The development of new “functional genetic approaches” is one of the reasons she was drawn to the Steinmetz laboratory at Stanford. “Steinmetz lab develops and applies novel technologies to investigate gene expression mechanisms and the genetic basis of complex phenotypes and diseases. What drew me to this lab was its’ well-recognized expertise in the development and application of technologies that greatly expand the scope of functional genetic screening approaches. I did my PhD with Paul Lehner who is one of the pioneers of forward genetic screening in mammalian cells. During my training, I developed a great appreciation for functional genetic approaches, especially in the context of discovery science. Moving forward, my aim is to leverage the technological expertise of the Steinmetz laboratory to generate insights and hypotheses that I can then mechanistically interrogate using a more reductionist approach. Another reason I decided to join the lab is the incredible atmosphere of collegiality. All lab members get along with each other really well and are eager to frequently and openly discuss science. Also, Lars is very supportive and gives everybody a lot of freedom. This in turn empowers people to take the initiative and really drive their own research. The atmosphere and the overall work environment could be often overlooked when deciding to join a particular laboratory but greatly enhances our satisfaction and scientific output. At the end of the day, I think we all enjoy science the most when we can share our scientific passion with driven and enthusiastic colleagues.”

Expanding further on her scientific career choices, Marta gave the following advice: “Don’t follow ‘scientific fashion’ by focusing on the ‘trendy’ topics, which are often transient. Instead, put your efforts into addressing the important scientific questions. Also, don’t necessarily go for ‘low-hanging fruit’ projects. Although these seem attractive, they may neither lead to any interesting discoveries nor offer room for scientific development. I think that long-term perspective is what matters the most. So take up challenges and invest your time in developing your skills and growing as a scientist and always learn!  Learn how people approach science differently and take away the best aspects of their approaches for yourself. Finally, surround yourself with supportive mentors and people who want to see you succeed. I was privileged to have amazing mentors in my career, and I think that makes all the difference.”
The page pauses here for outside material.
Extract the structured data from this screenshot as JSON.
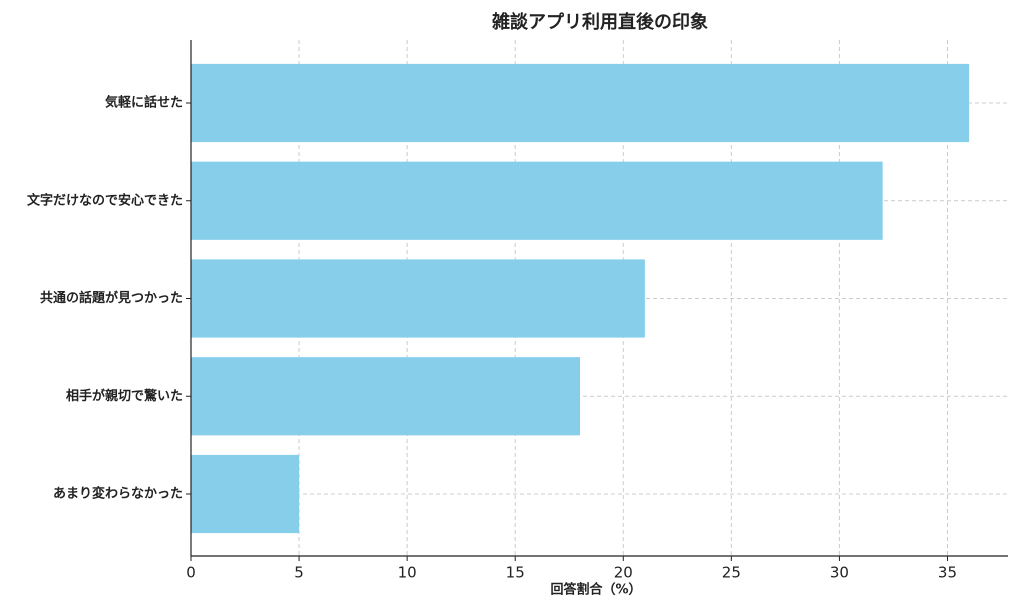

Fortunate to be surrounded by accomplished scientists, Marta specifically mentioned Barbara McClintock as one of her scientific inspirations: “As a scientist interested in mobile genetic elements, I have been always inspired by testimonies describing Barbara McClintock’s life and groundbreaking research. What particularly strikes me is her reputation for having an almost obsessive attention to detail in her experiments and observations, but, at the same time, her ability to take creative leaps to explain those details as well as her extraordinary vision of the implications of her discoveries. It is absolutely remarkable to me that ~70 years ago, she envisioned that ‘the real point of mobile elements is control’! Seeing recent studies describing numerous examples of how transposon-derived regulatory sequences and cellular pathways that control transposon expression orchestrate gene regulation in developing and adult tissues, I think we can all say she couldn’t have been more right!”

When asked about a favorite paper from the RNA journal, Marta mentions a new paper describing extensive structural homology between two distantly-related pseudo-PARP domains found in HUSH complex member TASOR and piRNA-pathway protein TEX15. “I find it interesting that despite the significant evolutionary distance between these two domains, TEX15 pseudo-PARP can functionally substitute for TASOR pseudo-PARP, an essential domain within the HUSH complex, whose function remains unknown.”